Direito Civil Atual

O Supremo Tribunal Federal e o julgamento do caso Aída Curi — parte 2

Autor

  • Elimar Szaniawski

    é advogado professor titular de Direito Civil da Universidade Federal do Paraná professor do Programa de Pós-graduação em Direito Pós-doutorado Doutorado e Mestrado da UFPR e doutor em Direito pela mesma instituição.

10 de maio de 2021, 12h59

Nesta oportunidade retomamos a coluna dedicada à análise do julgamento do casa Aída Curi pelo Supremo Tribunal Federal. A primeira parte foi publicada, no espaço "Direito Civil Atual", em 26 de abril de 2021. 

ConJur
Da noção do direito de personalidade ao esquecimento
No presente capítulo, será apresentada uma breve noção do direito geral de personalidade ao esquecimento.

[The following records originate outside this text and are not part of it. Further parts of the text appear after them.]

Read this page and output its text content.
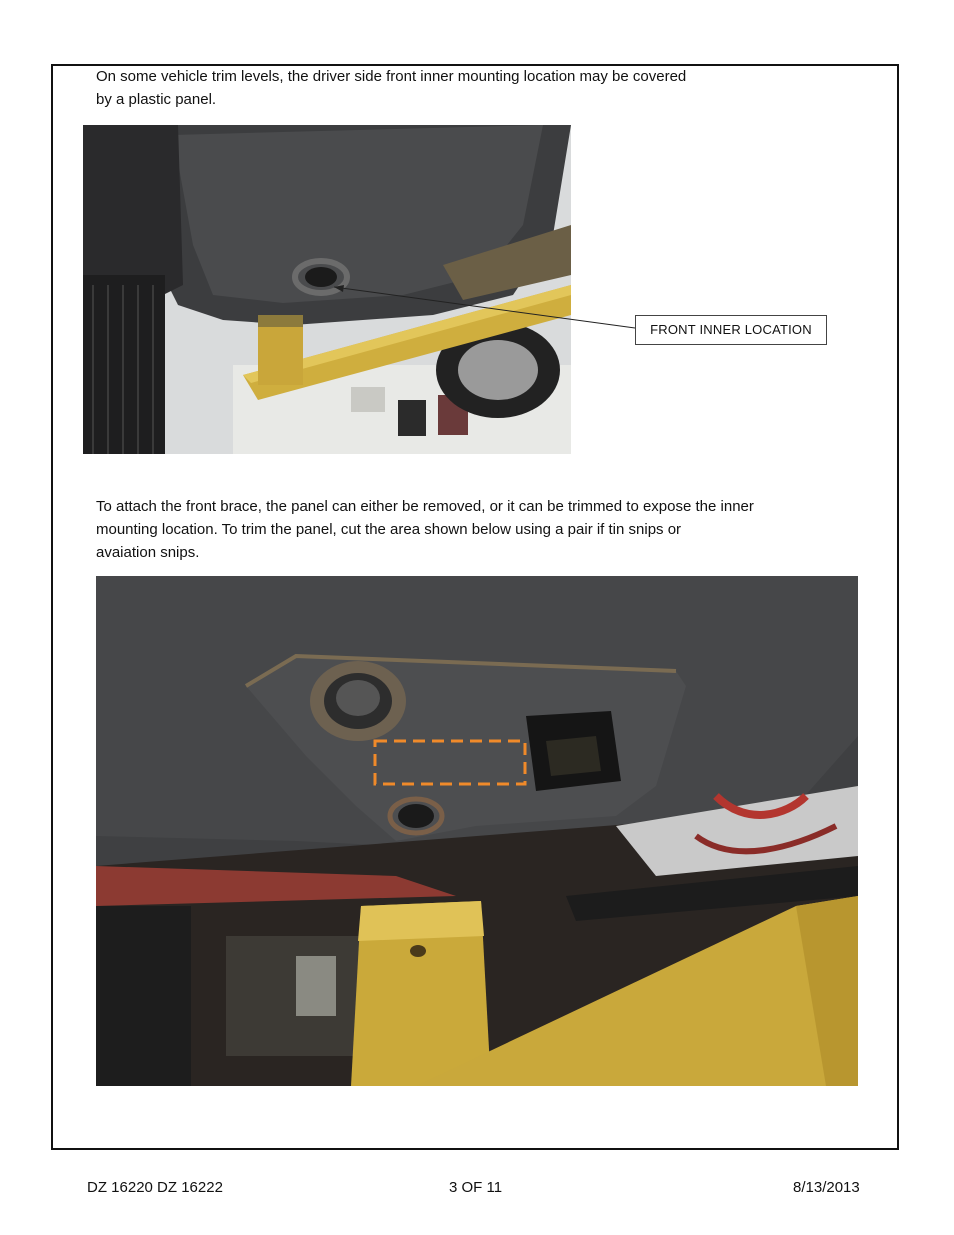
On some vehicle trim levels, the driver side front inner mounting location may be covered
by a plastic panel.

FRONT INNER LOCATION

To attach the front brace, the panel can either be removed, or it can be trimmed to expose the inner
mounting location. To trim the panel, cut the area shown below using a pair if tin snips or
avaiation snips.

DZ 16220 DZ 16222	3 OF 11	8/13/2013
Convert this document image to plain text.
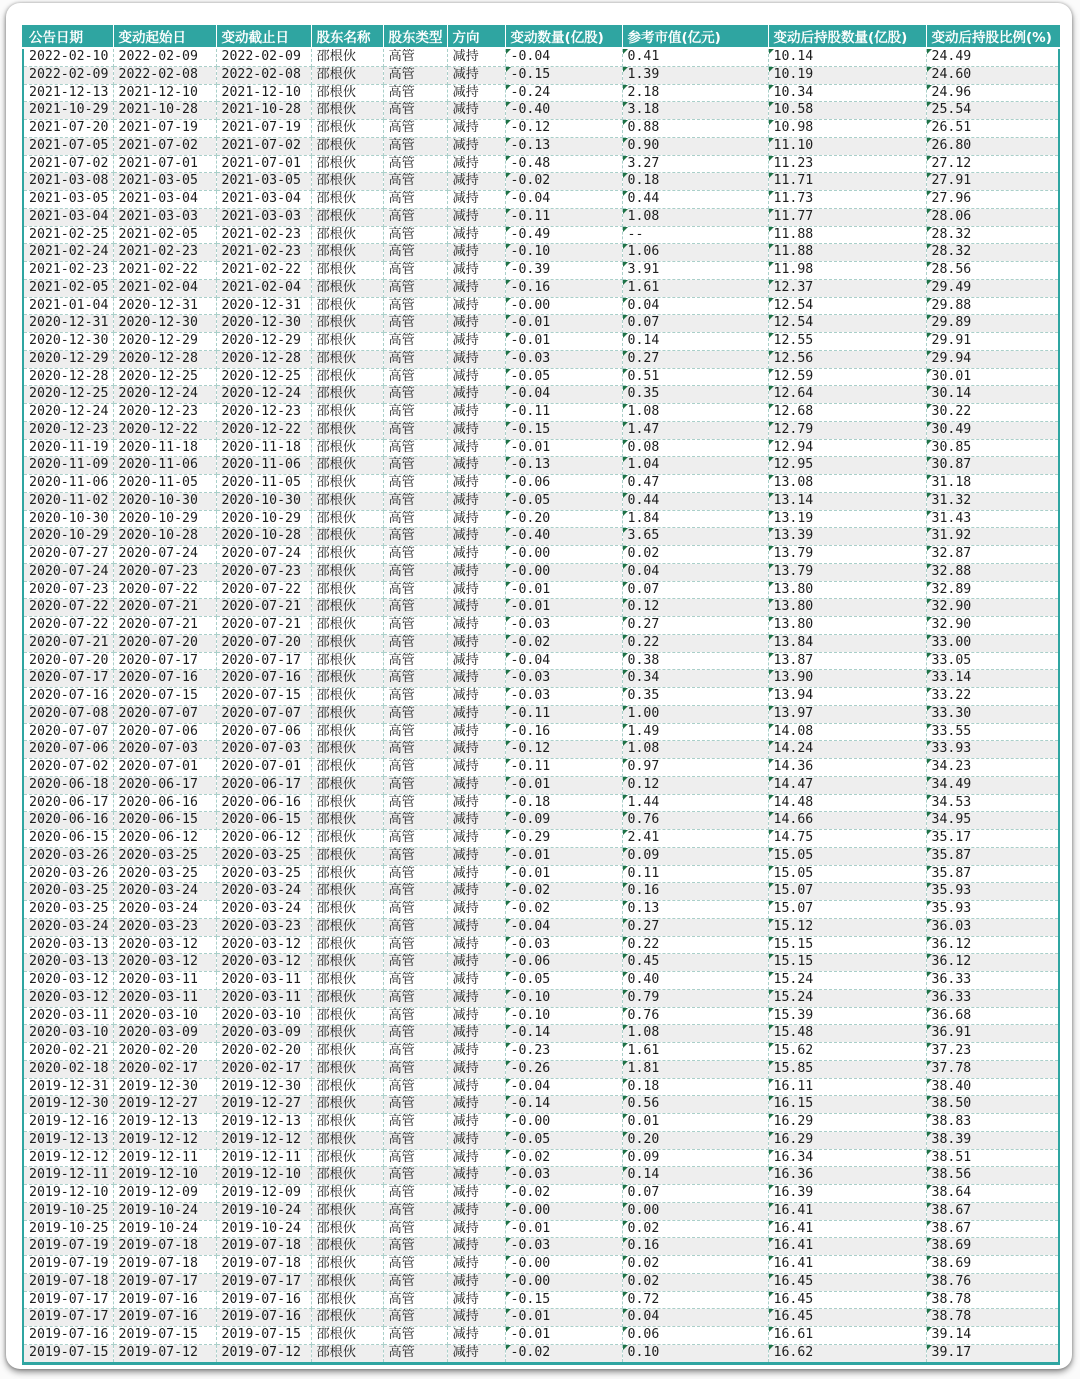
公告日期	变动起始日	变动截止日	股东名称	股东类型	方向	变动数量(亿股)	参考市值(亿元)	变动后持股数量(亿股)	变动后持股比例(%)
2022-02-10	2022-02-09	2022-02-09	邵根伙	高管	减持	-0.04	0.41	10.14	24.49
2022-02-09	2022-02-08	2022-02-08	邵根伙	高管	减持	-0.15	1.39	10.19	24.60
2021-12-13	2021-12-10	2021-12-10	邵根伙	高管	减持	-0.24	2.18	10.34	24.96
2021-10-29	2021-10-28	2021-10-28	邵根伙	高管	减持	-0.40	3.18	10.58	25.54
2021-07-20	2021-07-19	2021-07-19	邵根伙	高管	减持	-0.12	0.88	10.98	26.51
2021-07-05	2021-07-02	2021-07-02	邵根伙	高管	减持	-0.13	0.90	11.10	26.80
2021-07-02	2021-07-01	2021-07-01	邵根伙	高管	减持	-0.48	3.27	11.23	27.12
2021-03-08	2021-03-05	2021-03-05	邵根伙	高管	减持	-0.02	0.18	11.71	27.91
2021-03-05	2021-03-04	2021-03-04	邵根伙	高管	减持	-0.04	0.44	11.73	27.96
2021-03-04	2021-03-03	2021-03-03	邵根伙	高管	减持	-0.11	1.08	11.77	28.06
2021-02-25	2021-02-05	2021-02-23	邵根伙	高管	减持	-0.49	--	11.88	28.32
2021-02-24	2021-02-23	2021-02-23	邵根伙	高管	减持	-0.10	1.06	11.88	28.32
2021-02-23	2021-02-22	2021-02-22	邵根伙	高管	减持	-0.39	3.91	11.98	28.56
2021-02-05	2021-02-04	2021-02-04	邵根伙	高管	减持	-0.16	1.61	12.37	29.49
2021-01-04	2020-12-31	2020-12-31	邵根伙	高管	减持	-0.00	0.04	12.54	29.88
2020-12-31	2020-12-30	2020-12-30	邵根伙	高管	减持	-0.01	0.07	12.54	29.89
2020-12-30	2020-12-29	2020-12-29	邵根伙	高管	减持	-0.01	0.14	12.55	29.91
2020-12-29	2020-12-28	2020-12-28	邵根伙	高管	减持	-0.03	0.27	12.56	29.94
2020-12-28	2020-12-25	2020-12-25	邵根伙	高管	减持	-0.05	0.51	12.59	30.01
2020-12-25	2020-12-24	2020-12-24	邵根伙	高管	减持	-0.04	0.35	12.64	30.14
2020-12-24	2020-12-23	2020-12-23	邵根伙	高管	减持	-0.11	1.08	12.68	30.22
2020-12-23	2020-12-22	2020-12-22	邵根伙	高管	减持	-0.15	1.47	12.79	30.49
2020-11-19	2020-11-18	2020-11-18	邵根伙	高管	减持	-0.01	0.08	12.94	30.85
2020-11-09	2020-11-06	2020-11-06	邵根伙	高管	减持	-0.13	1.04	12.95	30.87
2020-11-06	2020-11-05	2020-11-05	邵根伙	高管	减持	-0.06	0.47	13.08	31.18
2020-11-02	2020-10-30	2020-10-30	邵根伙	高管	减持	-0.05	0.44	13.14	31.32
2020-10-30	2020-10-29	2020-10-29	邵根伙	高管	减持	-0.20	1.84	13.19	31.43
2020-10-29	2020-10-28	2020-10-28	邵根伙	高管	减持	-0.40	3.65	13.39	31.92
2020-07-27	2020-07-24	2020-07-24	邵根伙	高管	减持	-0.00	0.02	13.79	32.87
2020-07-24	2020-07-23	2020-07-23	邵根伙	高管	减持	-0.00	0.04	13.79	32.88
2020-07-23	2020-07-22	2020-07-22	邵根伙	高管	减持	-0.01	0.07	13.80	32.89
2020-07-22	2020-07-21	2020-07-21	邵根伙	高管	减持	-0.01	0.12	13.80	32.90
2020-07-22	2020-07-21	2020-07-21	邵根伙	高管	减持	-0.03	0.27	13.80	32.90
2020-07-21	2020-07-20	2020-07-20	邵根伙	高管	减持	-0.02	0.22	13.84	33.00
2020-07-20	2020-07-17	2020-07-17	邵根伙	高管	减持	-0.04	0.38	13.87	33.05
2020-07-17	2020-07-16	2020-07-16	邵根伙	高管	减持	-0.03	0.34	13.90	33.14
2020-07-16	2020-07-15	2020-07-15	邵根伙	高管	减持	-0.03	0.35	13.94	33.22
2020-07-08	2020-07-07	2020-07-07	邵根伙	高管	减持	-0.11	1.00	13.97	33.30
2020-07-07	2020-07-06	2020-07-06	邵根伙	高管	减持	-0.16	1.49	14.08	33.55
2020-07-06	2020-07-03	2020-07-03	邵根伙	高管	减持	-0.12	1.08	14.24	33.93
2020-07-02	2020-07-01	2020-07-01	邵根伙	高管	减持	-0.11	0.97	14.36	34.23
2020-06-18	2020-06-17	2020-06-17	邵根伙	高管	减持	-0.01	0.12	14.47	34.49
2020-06-17	2020-06-16	2020-06-16	邵根伙	高管	减持	-0.18	1.44	14.48	34.53
2020-06-16	2020-06-15	2020-06-15	邵根伙	高管	减持	-0.09	0.76	14.66	34.95
2020-06-15	2020-06-12	2020-06-12	邵根伙	高管	减持	-0.29	2.41	14.75	35.17
2020-03-26	2020-03-25	2020-03-25	邵根伙	高管	减持	-0.01	0.09	15.05	35.87
2020-03-26	2020-03-25	2020-03-25	邵根伙	高管	减持	-0.01	0.11	15.05	35.87
2020-03-25	2020-03-24	2020-03-24	邵根伙	高管	减持	-0.02	0.16	15.07	35.93
2020-03-25	2020-03-24	2020-03-24	邵根伙	高管	减持	-0.02	0.13	15.07	35.93
2020-03-24	2020-03-23	2020-03-23	邵根伙	高管	减持	-0.04	0.27	15.12	36.03
2020-03-13	2020-03-12	2020-03-12	邵根伙	高管	减持	-0.03	0.22	15.15	36.12
2020-03-13	2020-03-12	2020-03-12	邵根伙	高管	减持	-0.06	0.45	15.15	36.12
2020-03-12	2020-03-11	2020-03-11	邵根伙	高管	减持	-0.05	0.40	15.24	36.33
2020-03-12	2020-03-11	2020-03-11	邵根伙	高管	减持	-0.10	0.79	15.24	36.33
2020-03-11	2020-03-10	2020-03-10	邵根伙	高管	减持	-0.10	0.76	15.39	36.68
2020-03-10	2020-03-09	2020-03-09	邵根伙	高管	减持	-0.14	1.08	15.48	36.91
2020-02-21	2020-02-20	2020-02-20	邵根伙	高管	减持	-0.23	1.61	15.62	37.23
2020-02-18	2020-02-17	2020-02-17	邵根伙	高管	减持	-0.26	1.81	15.85	37.78
2019-12-31	2019-12-30	2019-12-30	邵根伙	高管	减持	-0.04	0.18	16.11	38.40
2019-12-30	2019-12-27	2019-12-27	邵根伙	高管	减持	-0.14	0.56	16.15	38.50
2019-12-16	2019-12-13	2019-12-13	邵根伙	高管	减持	-0.00	0.01	16.29	38.83
2019-12-13	2019-12-12	2019-12-12	邵根伙	高管	减持	-0.05	0.20	16.29	38.39
2019-12-12	2019-12-11	2019-12-11	邵根伙	高管	减持	-0.02	0.09	16.34	38.51
2019-12-11	2019-12-10	2019-12-10	邵根伙	高管	减持	-0.03	0.14	16.36	38.56
2019-12-10	2019-12-09	2019-12-09	邵根伙	高管	减持	-0.02	0.07	16.39	38.64
2019-10-25	2019-10-24	2019-10-24	邵根伙	高管	减持	-0.00	0.00	16.41	38.67
2019-10-25	2019-10-24	2019-10-24	邵根伙	高管	减持	-0.01	0.02	16.41	38.67
2019-07-19	2019-07-18	2019-07-18	邵根伙	高管	减持	-0.03	0.16	16.41	38.69
2019-07-19	2019-07-18	2019-07-18	邵根伙	高管	减持	-0.00	0.02	16.41	38.69
2019-07-18	2019-07-17	2019-07-17	邵根伙	高管	减持	-0.00	0.02	16.45	38.76
2019-07-17	2019-07-16	2019-07-16	邵根伙	高管	减持	-0.15	0.72	16.45	38.78
2019-07-17	2019-07-16	2019-07-16	邵根伙	高管	减持	-0.01	0.04	16.45	38.78
2019-07-16	2019-07-15	2019-07-15	邵根伙	高管	减持	-0.01	0.06	16.61	39.14
2019-07-15	2019-07-12	2019-07-12	邵根伙	高管	减持	-0.02	0.10	16.62	39.17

O direito ao esquecimento é um atributo da personalidade, caracterizado como um direito geral de personalidade, que consiste na possibilidade de alguém ter suprimido da mídia e de todos os veículos de informação, algum fato desabonador, praticado pelo indivíduo, em sua vida pretérita e que tenha ingressado e permanecido na memória pública. O exercício do direito ao esquecimento permite que seja impedida a divulgação, bem como, sejam retiradas de noticiários, de jornais, de revistas, da televisão e das redes sociais, notícias, comentários, fotos e outras modalidades de imagens ou gravações, sobre fatos ou condutas desabonadoras passadas e desagradáveis, que envolvam direta ou indiretamente o  indivíduo, salvaguardando, dessa maneira, sua dignidade e sua imagem atributo.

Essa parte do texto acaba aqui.